NAPLES, Fla. - An East Naples man got an unexpected and uninvited visitor over the Thanksgiving weekend. Rick Dominicks found a 12-foot burmese python slithering around his backyard. He said he started to get suspicious that something might be in his yard after five of his chickens went missing in one week.
Three landscapers were clearing out leaves in his back yard when they told Dominicks they saw the python. The homeowner went out with a gun and nearly stepped on top of the snake.
"I was just scooping leaves off the top of him when he popped his head up and was right there," Dominicks said.
Without hesitating, Dominicks shot the snake and said he had no other option than to react quickly and shoot the snake.
"I didn't want him to get a hold of me," he said.
Burmese pythons are considered one of the largest snakes in the world and are dangerous to humans and animals. Steve Masek with Calusa Nature Center said this time of year- just before winter- is when you're most likely to see pythons in your yard, garage or boat.

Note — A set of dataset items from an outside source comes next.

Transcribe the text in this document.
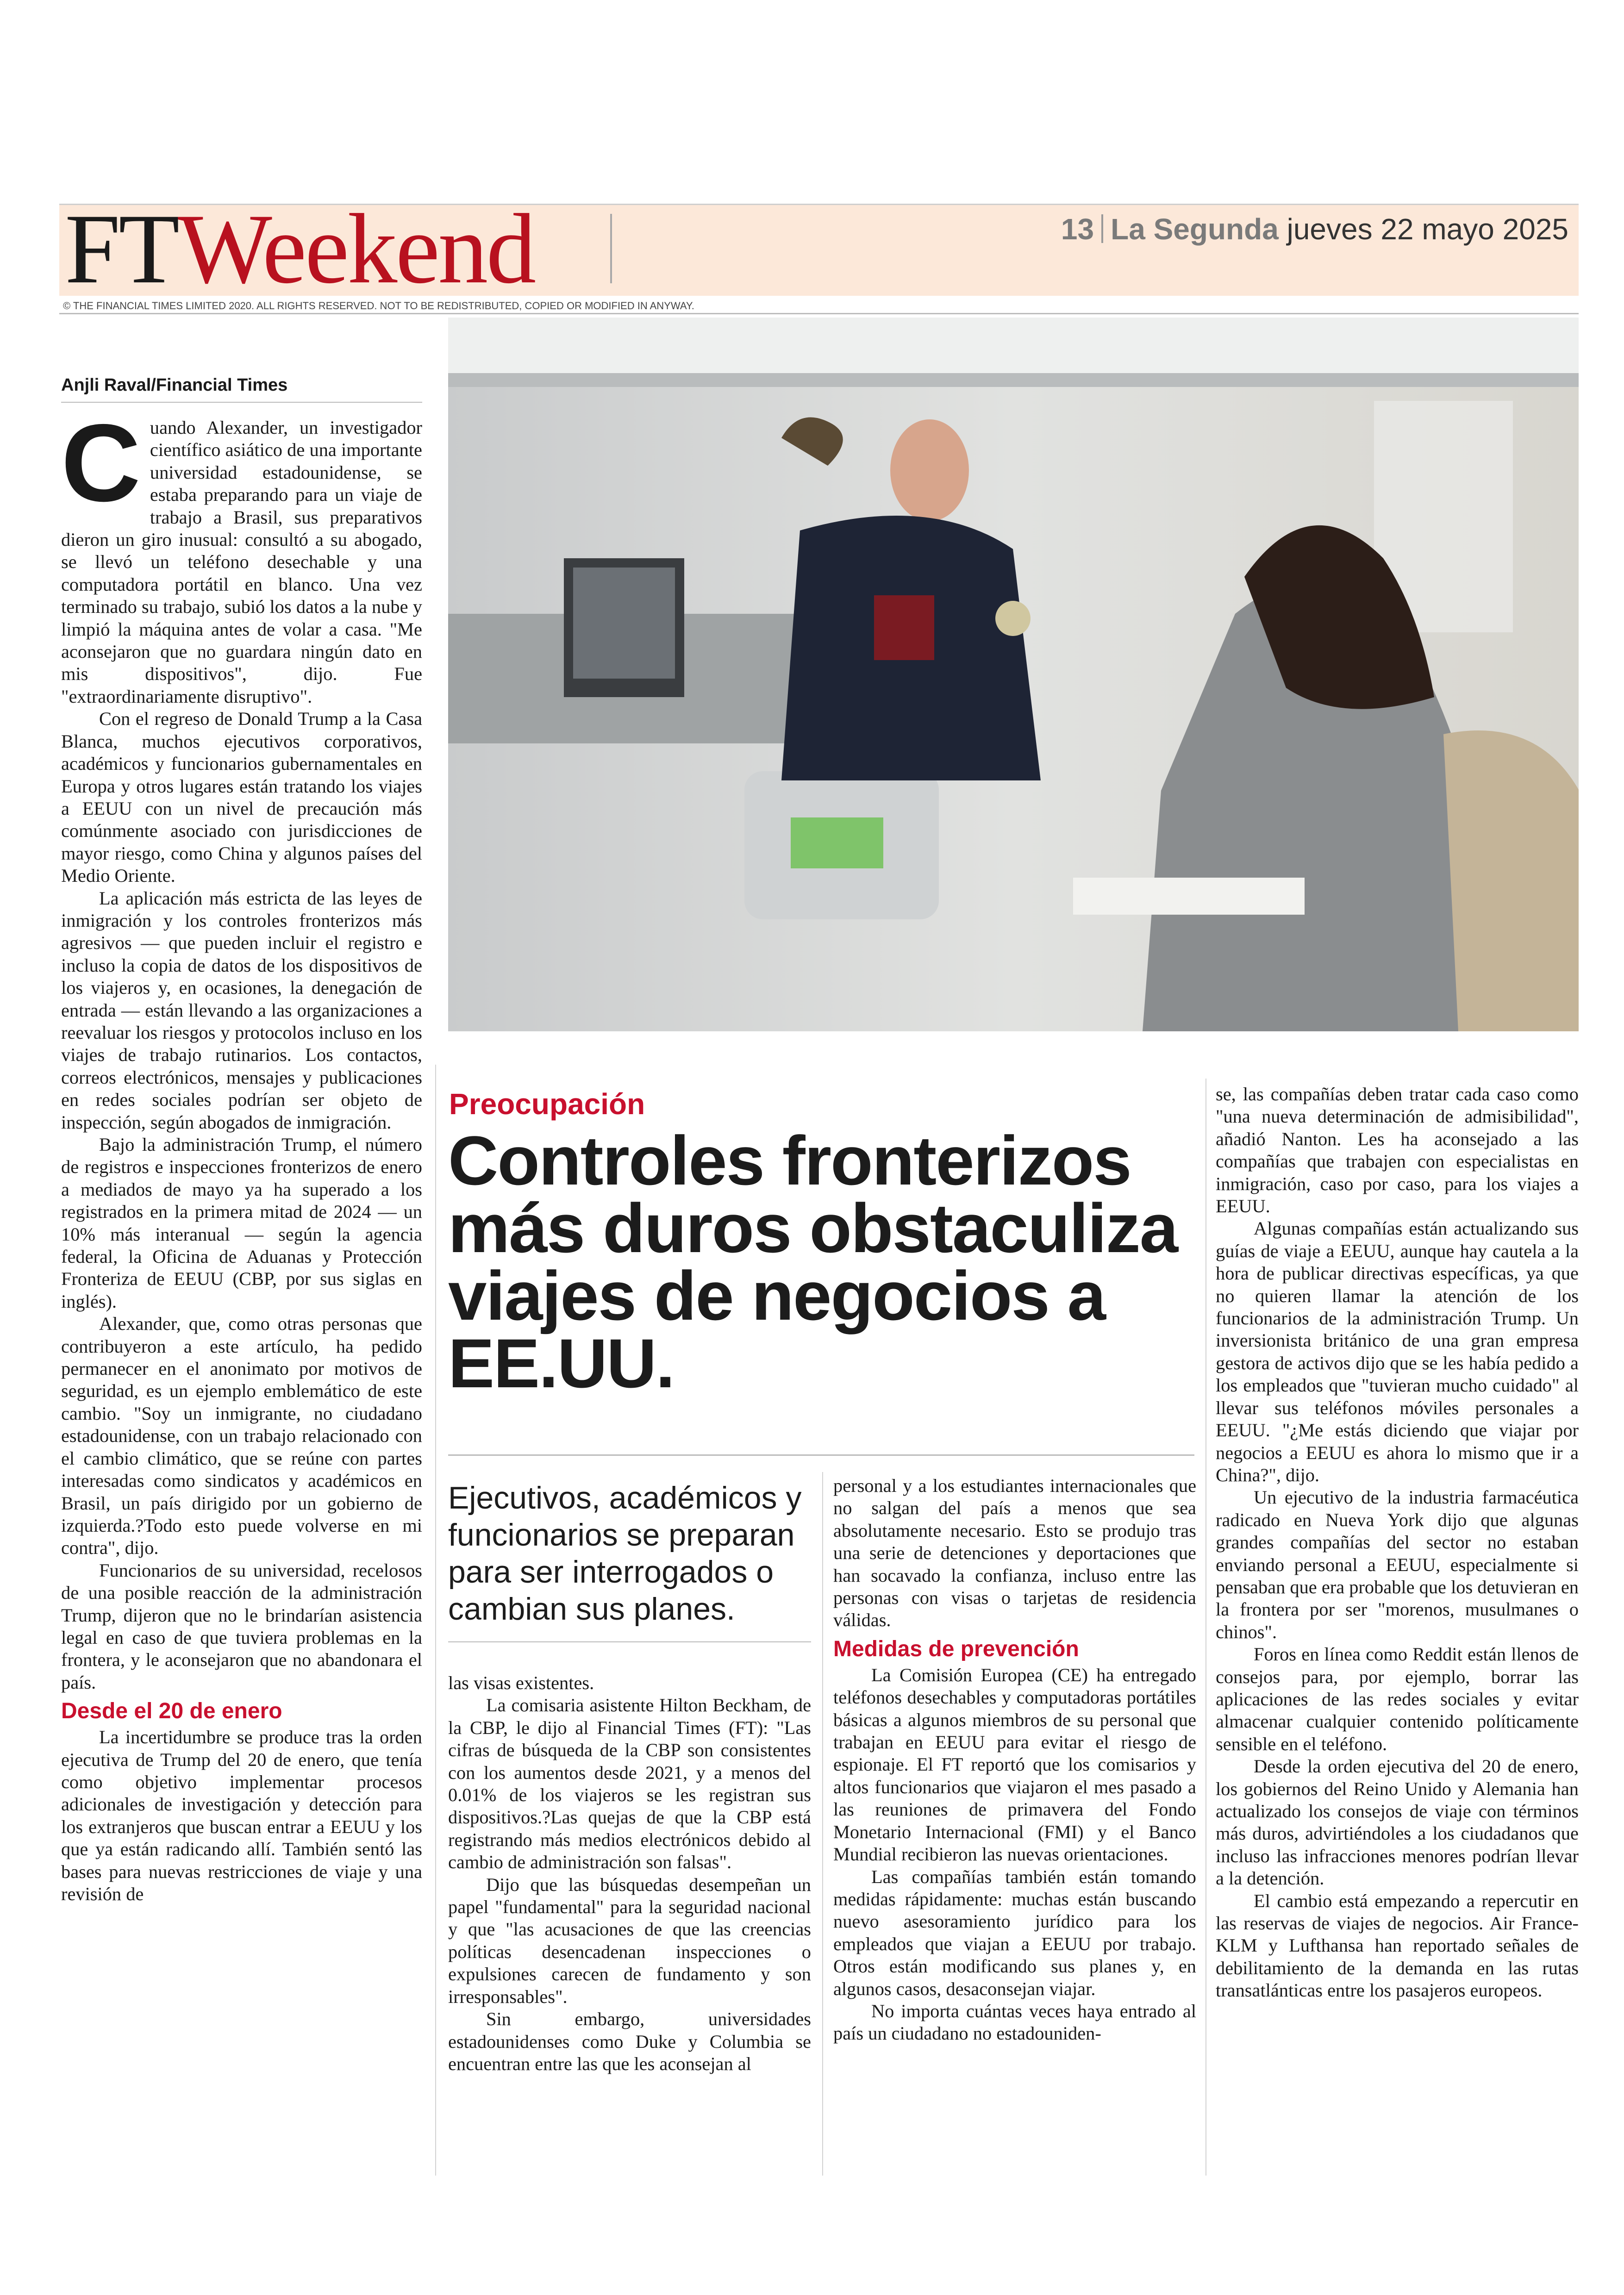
FTWeekend	13 La Segunda jueves 22 mayo 2025
© THE FINANCIAL TIMES LIMITED 2020. ALL RIGHTS RESERVED. NOT TO BE REDISTRIBUTED, COPIED OR MODIFIED IN ANYWAY.
Anjli Raval/Financial Times
C uando Alexander, un investigador científico asiático de una importante universidad estadounidense, se estaba preparando para un viaje de trabajo a Brasil, sus preparativos dieron un giro inusual: consultó a su abogado, se llevó un teléfono desechable y una computadora portátil en blanco. Una vez terminado su trabajo, subió los datos a la nube y limpió la máquina antes de volar a casa. "Me aconsejaron que no guardara ningún dato en mis dispositivos", dijo. Fue "extraordinariamente disruptivo".

Con el regreso de Donald Trump a la Casa Blanca, muchos ejecutivos corporativos, académicos y funcionarios gubernamentales en Europa y otros lugares están tratando los viajes a EEUU con un nivel de precaución más comúnmente asociado con jurisdicciones de mayor riesgo, como China y algunos países del Medio Oriente.

La aplicación más estricta de las leyes de inmigración y los controles fronterizos más agresivos — que pueden incluir el registro e incluso la copia de datos de los dispositivos de los viajeros y, en ocasiones, la denegación de entrada — están llevando a las organizaciones a reevaluar los riesgos y protocolos incluso en los viajes de trabajo rutinarios. Los contactos, correos electrónicos, mensajes y publicaciones en redes sociales podrían ser objeto de inspección, según abogados de inmigración.

Bajo la administración Trump, el número de registros e inspecciones fronterizos de enero a mediados de mayo ya ha superado a los registrados en la primera mitad de 2024 — un 10% más interanual — según la agencia federal, la Oficina de Aduanas y Protección Fronteriza de EEUU (CBP, por sus siglas en inglés).

Alexander, que, como otras personas que contribuyeron a este artículo, ha pedido permanecer en el anonimato por motivos de seguridad, es un ejemplo emblemático de este cambio. "Soy un inmigrante, no ciudadano estadounidense, con un trabajo relacionado con el cambio climático, que se reúne con partes interesadas como sindicatos y académicos en Brasil, un país dirigido por un gobierno de izquierda.?Todo esto puede volverse en mi contra", dijo.

Funcionarios de su universidad, recelosos de una posible reacción de la administración Trump, dijeron que no le brindarían asistencia legal en caso de que tuviera problemas en la frontera, y le aconsejaron que no abandonara el país.

Desde el 20 de enero

La incertidumbre se produce tras la orden ejecutiva de Trump del 20 de enero, que tenía como objetivo implementar procesos adicionales de investigación y detección para los extranjeros que buscan entrar a EEUU y los que ya están radicando allí. También sentó las bases para nuevas restricciones de viaje y una revisión de

Preocupación
Controles fronterizos más duros obstaculiza viajes de negocios a EE.UU.
Ejecutivos, académicos y funcionarios se preparan para ser interrogados o cambian sus planes.

las visas existentes.

La comisaria asistente Hilton Beckham, de la CBP, le dijo al Financial Times (FT): "Las cifras de búsqueda de la CBP son consistentes con los aumentos desde 2021, y a menos del 0.01% de los viajeros se les registran sus dispositivos.?Las quejas de que la CBP está registrando más medios electrónicos debido al cambio de administración son falsas".

Dijo que las búsquedas desempeñan un papel "fundamental" para la seguridad nacional y que "las acusaciones de que las creencias políticas desencadenan inspecciones o expulsiones carecen de fundamento y son irresponsables".

Sin embargo, universidades estadounidenses como Duke y Columbia se encuentran entre las que les aconsejan al

personal y a los estudiantes internacionales que no salgan del país a menos que sea absolutamente necesario. Esto se produjo tras una serie de detenciones y deportaciones que han socavado la confianza, incluso entre las personas con visas o tarjetas de residencia válidas.

Medidas de prevención

La Comisión Europea (CE) ha entregado teléfonos desechables y computadoras portátiles básicas a algunos miembros de su personal que trabajan en EEUU para evitar el riesgo de espionaje. El FT reportó que los comisarios y altos funcionarios que viajaron el mes pasado a las reuniones de primavera del Fondo Monetario Internacional (FMI) y el Banco Mundial recibieron las nuevas orientaciones.

Las compañías también están tomando medidas rápidamente: muchas están buscando nuevo asesoramiento jurídico para los empleados que viajan a EEUU por trabajo. Otros están modificando sus planes y, en algunos casos, desaconsejan viajar.

No importa cuántas veces haya entrado al país un ciudadano no estadouniden-

se, las compañías deben tratar cada caso como "una nueva determinación de admisibilidad", añadió Nanton. Les ha aconsejado a las compañías que trabajen con especialistas en inmigración, caso por caso, para los viajes a EEUU.

Algunas compañías están actualizando sus guías de viaje a EEUU, aunque hay cautela a la hora de publicar directivas específicas, ya que no quieren llamar la atención de los funcionarios de la administración Trump. Un inversionista británico de una gran empresa gestora de activos dijo que se les había pedido a los empleados que "tuvieran mucho cuidado" al llevar sus teléfonos móviles personales a EEUU. "¿Me estás diciendo que viajar por negocios a EEUU es ahora lo mismo que ir a China?", dijo.

Un ejecutivo de la industria farmacéutica radicado en Nueva York dijo que algunas grandes compañías del sector no estaban enviando personal a EEUU, especialmente si pensaban que era probable que los detuvieran en la frontera por ser "morenos, musulmanes o chinos".

Foros en línea como Reddit están llenos de consejos para, por ejemplo, borrar las aplicaciones de las redes sociales y evitar almacenar cualquier contenido políticamente sensible en el teléfono.

Desde la orden ejecutiva del 20 de enero, los gobiernos del Reino Unido y Alemania han actualizado los consejos de viaje con términos más duros, advirtiéndoles a los ciudadanos que incluso las infracciones menores podrían llevar a la detención.

El cambio está empezando a repercutir en las reservas de viajes de negocios. Air France-KLM y Lufthansa han reportado señales de debilitamiento de la demanda en las rutas transatlánticas entre los pasajeros europeos.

"Right now they're going to be looking for any place they can find," Masek said.
It's not illegal to shoot and kill a burmese python on your own property, but FWC does not recommend trying to handle the snake yourself. Pythons have curved fangs which make it easier for the snake to dig into you and wrap its body around you, Masek said.
"They want to suffocate you and that's when they're going to size you up to see if they can eat you," Masek said.
FWC encourages anyone who spots a python-- or any other exotic species-- to report it by calling 1-888-483-4861 or going online to www.IveGot1.org.